The Michaelmas Term got off to a classical start
this week with Shakespeare's
Julius
Caesar
from Cosmic Arts. In addition to the gender-blind casting – almost the
norm in Oxford these days – which gave us an equal male/female representation on
stage (though still a male preponderance in the crew), director Benjamin Ashton
zoomed us away from the Forum and Seven Hills of Rome and forward to contemporary
Washington DC. Not content with that, he has demoted Julius Caesar to
Vice-President and promoted Mark Antony to President. The purpose, so he told me,
was to boost its relevance and 'transport the audience into a
familiar world with unfamiliar circumstances'. It's agreeable to experience
this degree of ambition even if I had the feeling that this concentration on the
strategic vision had occasionally led to just a little shortfall in attention
to the basic tactical elements of the production.
We were greeted by an oblong playing space with audience seating to two sides; the Washington effect was conveyed by a couple of flags – the Stars and Stripes plus the President's official flag – and the Oval Office suggested by a chair and a table (inappropriate junk shop tables appear so often in student dramas that I'm beginning to think there must be a University by-law specifying their presence). So far, so minimalist. My companions at the play, Markus and Lucy, both noted that this acting space shape meant we were often obtaining a side-on view of the actors, and certainly the voice projection and consequent audibility problems that cropped up intermittently in respect of a number of the cast were not helped by this awkward staging.

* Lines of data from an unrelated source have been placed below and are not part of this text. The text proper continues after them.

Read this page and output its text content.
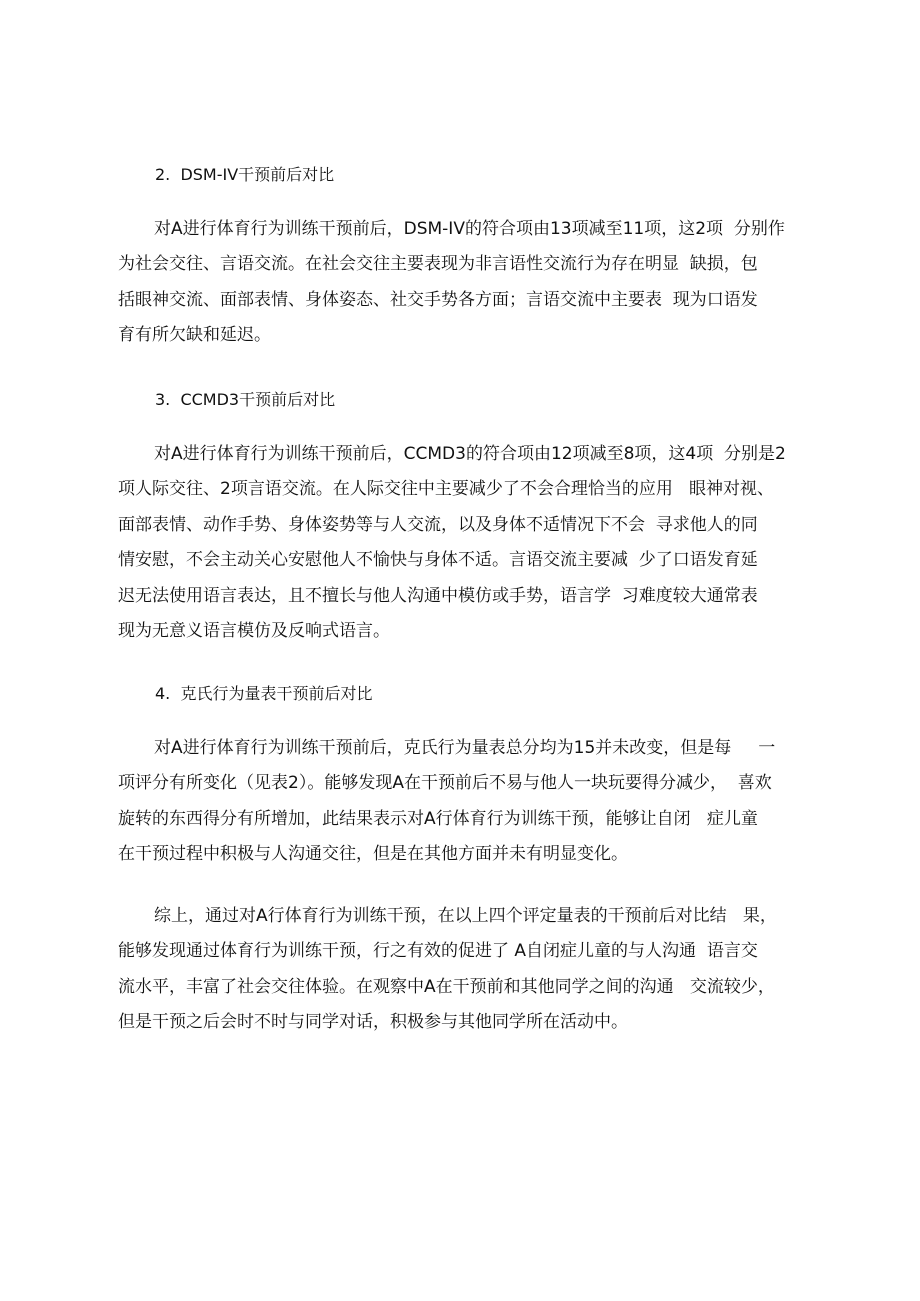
2.  DSM-IV干预前后对比
对A进行体育行为训练干预前后，DSM-IV的符合项由13项减至11项，这2项  分别作
为社会交往、言语交流。在社会交往主要表现为非言语性交流行为存在明显  缺损，包
括眼神交流、面部表情、身体姿态、社交手势各方面；言语交流中主要表  现为口语发
育有所欠缺和延迟。
3.  CCMD3干预前后对比
对A进行体育行为训练干预前后，CCMD3的符合项由12项减至8项，这4项  分别是2
项人际交往、2项言语交流。在人际交往中主要减少了不会合理恰当的应用   眼神对视、
面部表情、动作手势、身体姿势等与人交流，以及身体不适情况下不会  寻求他人的同
情安慰，不会主动关心安慰他人不愉快与身体不适。言语交流主要减  少了口语发育延
迟无法使用语言表达，且不擅长与他人沟通中模仿或手势，语言学  习难度较大通常表
现为无意义语言模仿及反响式语言。
4.  克氏行为量表干预前后对比
对A进行体育行为训练干预前后，克氏行为量表总分均为15并未改变，但是每     一
项评分有所变化（见表2）。能够发现A在干预前后不易与他人一块玩要得分减少，  喜欢
旋转的东西得分有所增加，此结果表示对A行体育行为训练干预，能够让自闭   症儿童
在干预过程中积极与人沟通交往，但是在其他方面并未有明显变化。
综上，通过对A行体育行为训练干预，在以上四个评定量表的干预前后对比结   果，
能够发现通过体育行为训练干预，行之有效的促进了 A自闭症儿童的与人沟通  语言交
流水平，丰富了社会交往体验。在观察中A在干预前和其他同学之间的沟通   交流较少，
但是干预之后会时不时与同学对话，积极参与其他同学所在活动中。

The opening scene was somewhat marred by a tendency to mumbled dialogue, and soon the soothsayer's catalytic warning: "Beware the Ides of March!" was all but drowned out by over-loud, cheesy music from the four-piece band (elsewhere performing nicely, and not over-used). Later when Caesar chides the soothsayer "The Ides of March are come," and receives the reply "Ay, Caesar, but not gone" the tone was throwaway rather than ominous. Nor was there much feeling of the action taking place within a big city – whether Rome or Washington DC – since, apart from a couple of fleeting off-stage crowd outbursts, background sound was notably absent until Mark Antony's funeral eulogy in Act III scene 2. Here, though, the persistent rumbustiousness of the street crowd was most effective.
Jonny Wiles' Brutus maintained a surprisingly low profile throughout, from his discussion of the nature of honour in Act I to his musing over his received letter in Act II “Brutus, thou sleep’st. Awake, and see thyself”, and even in death at the end, slipping away almost apologetically. In the scene with his wife Portia, he was upstaged by the excellent Chloé Delanney, simultaneously fiery and touching, and both as Portia and Dardanius all alive even when still. Benedict Turvill also caught the eye and ear, boasting a pleasingly twangy S. Carolina accent as well as a ringing delivery. Jennifer Hurd's Caesar, a tall and potentially commanding figure, rather struggled to make an impact. Of course Caesar disappears, all but in spectral form, from the play by the halfway point, and is hardly the focal point of the drama despite his name being on the tin. But I'd have liked a bit more chagrin, if not agony of betrayal, for the "Et tu, Brute?" as the final thrust goes home, so as to back up verbally what was the satisfyingly gory mis en scène of the killing. Tom Ames' Antony looked the part of a US president, sleek and photogenic, and after a slow start he built up a fine incremental momentum in his famous oration over Caesar's corpse. Both Amelia Gabriel as Cassius and Max Cadman (last seen by me as a first-class Prince Hal) in a trio of roles showed flashes of intensity and also demonstrated decent technique for Shakespeare's blank verse - neither attribute quite as widespread among the rest of the cast as one might perhaps have wished.
While this was not a production of vintage quality, were the issues of energy and vocal delivery to be addressed for subsequent performances, I'm sure it would become a worthy addition to the OUDS Shakespeare canon.